# cockatiel banging bars with his beak



## Kiwi the bird (Sep 23, 2016)

my cockatiel keeps on banging with his beak on the cage bars :cinnamon pearl:


----------



## kr90au (Aug 4, 2016)

he's mad about something..


----------



## Jaguar (Jul 11, 2014)

Mine do it for fun. They know where all the loudest bars are. They also like to tap their leg bands against them! It can also be a territorial display, mostly by males.


----------



## cat (Apr 11, 2012)

Always heard it is the males that do this. Don't know if it's true though


----------



## CaliTiels (Oct 18, 2012)

It's called beak banging


----------



## Bigvally (Sep 4, 2016)

one of my males will tap his toenails with his beak.
Other times it's a cardboard box.
I have read it is a way of calling females to his nest.


----------



## roxy culver (May 27, 2010)

It's part of male mating behavior.


----------



## gottogo (May 2, 2012)

He's mad at the warden.


----------



## TamaMoo (Jan 12, 2014)

Joey beak bangs his bars whether he is inside or outside his cage.
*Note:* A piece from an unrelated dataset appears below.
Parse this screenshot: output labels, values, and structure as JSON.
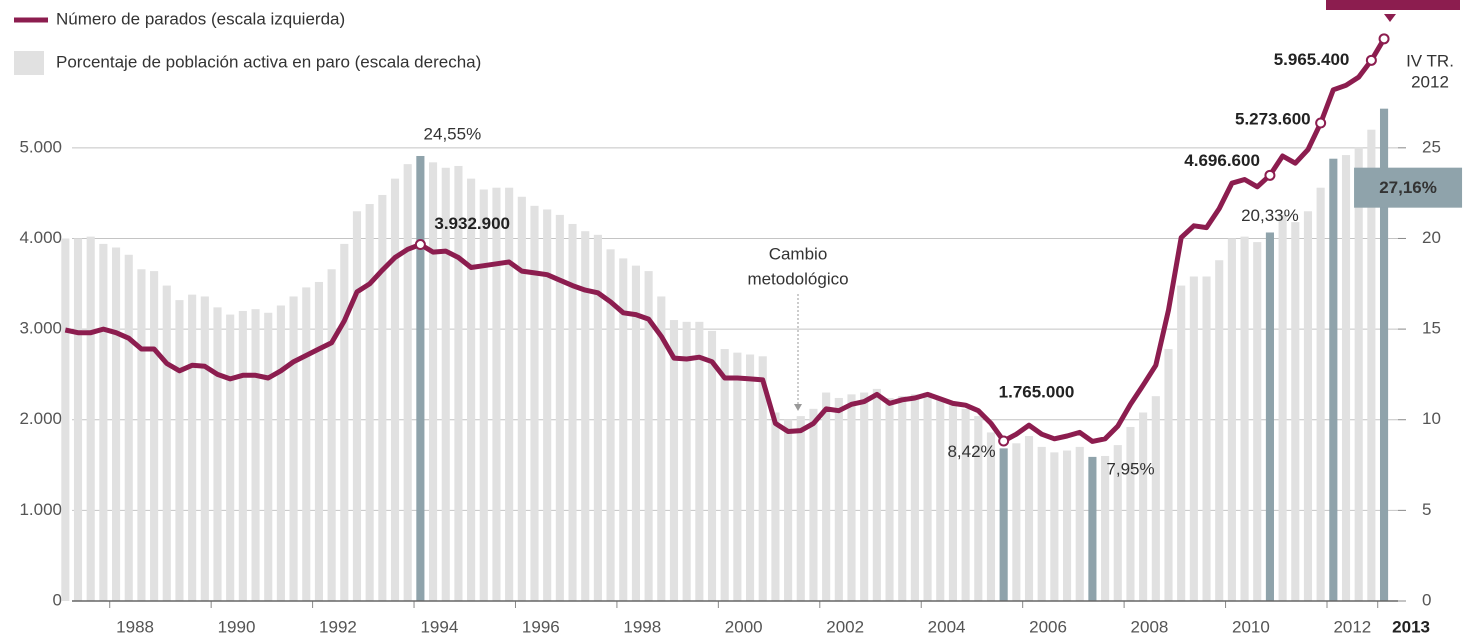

He will also beak bang his toys, food dish, water dish, or anything that is his, mostly when he is hormonal. Occasionally he will do it when he isn't and it makes me think he is telling us "this is mine, and this is mine, and this is mine...."


----------



## vampiric_conure (Jul 8, 2012)

Yep - typically male behavior, LOL. Redshift rattles the bars of his cage rather than bangs them. It's funny to listen to


----------